A resistência à insulina (RI) é um dos principais fatores ligados à síndrome metabólica, diabetes tipo 2 e doença hepática gordurosa não alcoólica (DHGNA). A busca por marcadores acessíveis e de baixo custo para sua detecção precoce é cada vez mais relevante.
Entre esses marcadores, as enzimas hepáticas, especialmente ALT (alanina aminotransferase, também chamada TGP) e AST (aspartato aminotransferase, ou TGO), vêm se destacando como ferramentas úteis.
Neste artigo Iremos explorar:
ToggleAminotransferases e metabolismo da glicose
As aminotransferases participam ativamente do metabolismo de aminoácidos e da gliconeogênese:
- A ALT permite a transferência do grupo amino do glutamato para o piruvato → formando alanina e α-cetoglutarato.
- Esse processo pode estimular a liberação de glucagon no pâncreas e aumentar a produção de glicose (gliconeogênese), especialmente em indivíduos obesos.
Assim, níveis elevados dessas enzimas podem sinalizar alterações metabólicas associadas à RI.
Dano hepático e resistência à insulina
A própria resistência à insulina causa impacto no fígado, gerando:
- Esteato-hepatite (inflamação associada ao acúmulo de gordura no fígado).
- Elevação de enzimas hepáticas (ALT e AST) no sangue.
Esse perfil bioquímico pode, portanto, servir como fator de triagem para RI, SM e DHGNA.
Evidências em larga escala
Um estudo com mais de 10.000 homens e mulheres coreanos avaliou a relação entre níveis de ALT e a razão ALT/AST com diferentes índices de resistência à insulina:
- Glicemia de jejum
- Insulina
- HOMA-IR
- Função das células β
Resultados:
- ALT isoladamente já apresentou correlação positiva e consistente com os quatro índices de RI, em ambos os sexos.
- Mas a razão ALT/AST teve maior poder preditivo, especialmente:
- Para glicemia de jejum e HOMA-β em homens.
- Para todos os índices de RI em mulheres.

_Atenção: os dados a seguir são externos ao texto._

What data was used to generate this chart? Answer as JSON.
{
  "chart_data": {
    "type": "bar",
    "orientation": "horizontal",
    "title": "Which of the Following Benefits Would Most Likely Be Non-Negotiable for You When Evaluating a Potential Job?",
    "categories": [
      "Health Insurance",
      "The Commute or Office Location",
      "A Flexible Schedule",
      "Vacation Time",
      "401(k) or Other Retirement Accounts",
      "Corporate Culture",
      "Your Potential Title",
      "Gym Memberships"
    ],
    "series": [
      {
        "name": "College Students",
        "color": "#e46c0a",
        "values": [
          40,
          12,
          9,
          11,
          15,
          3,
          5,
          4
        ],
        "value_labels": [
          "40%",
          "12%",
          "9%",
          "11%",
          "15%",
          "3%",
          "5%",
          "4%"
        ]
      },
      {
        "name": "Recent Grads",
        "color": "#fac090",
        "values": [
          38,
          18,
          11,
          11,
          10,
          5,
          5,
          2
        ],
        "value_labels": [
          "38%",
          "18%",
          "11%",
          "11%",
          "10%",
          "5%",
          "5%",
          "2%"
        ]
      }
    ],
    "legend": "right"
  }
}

- Para glicemia de jejum e HOMA-β em homens.
Isso sugere que ALT/AST é mais robusto do que ALT isoladamente como marcador preditivo de resistência à insulina.
Conclusão científica
A razão ALT/AST surge como uma ferramenta simples, prática e acessível para rastrear resistência à insulina em grandes populações, independentemente de sexo, presença de diabetes, dislipidemia, obesidade ou consumo de álcool.

O Papel do Nutricionista
O nutricionista pode usar esse conhecimento na prática clínica para:
- Interpretar exames laboratoriais de forma integrada, reconhecendo a relação entre enzimas hepáticas e risco metabólico.
- Identificar precocemente resistência à insulina, permitindo intervenções nutricionais antes da progressão para DM2 ou DHGNA.
- Prescrever planos alimentares personalizados que reduzam inflamação hepática, resistência insulínica e sobrecarga metabólica.
- Apoiar a saúde intestinal e hepática, utilizando estratégias anti-inflamatórias, probióticos, prebióticos e ajuste da qualidade das gorduras.
- Colaborar com equipe multiprofissional para prevenir complicações metabólicas e hepáticas a longo prazo.
Mensagem final: incluir ALT e, principalmente, a razão ALT/AST como marcador bioquímico pode ser uma estratégia poderosa de rastreio em saúde metabólica, ampliando a precisão do olhar nutricional na prática clínica.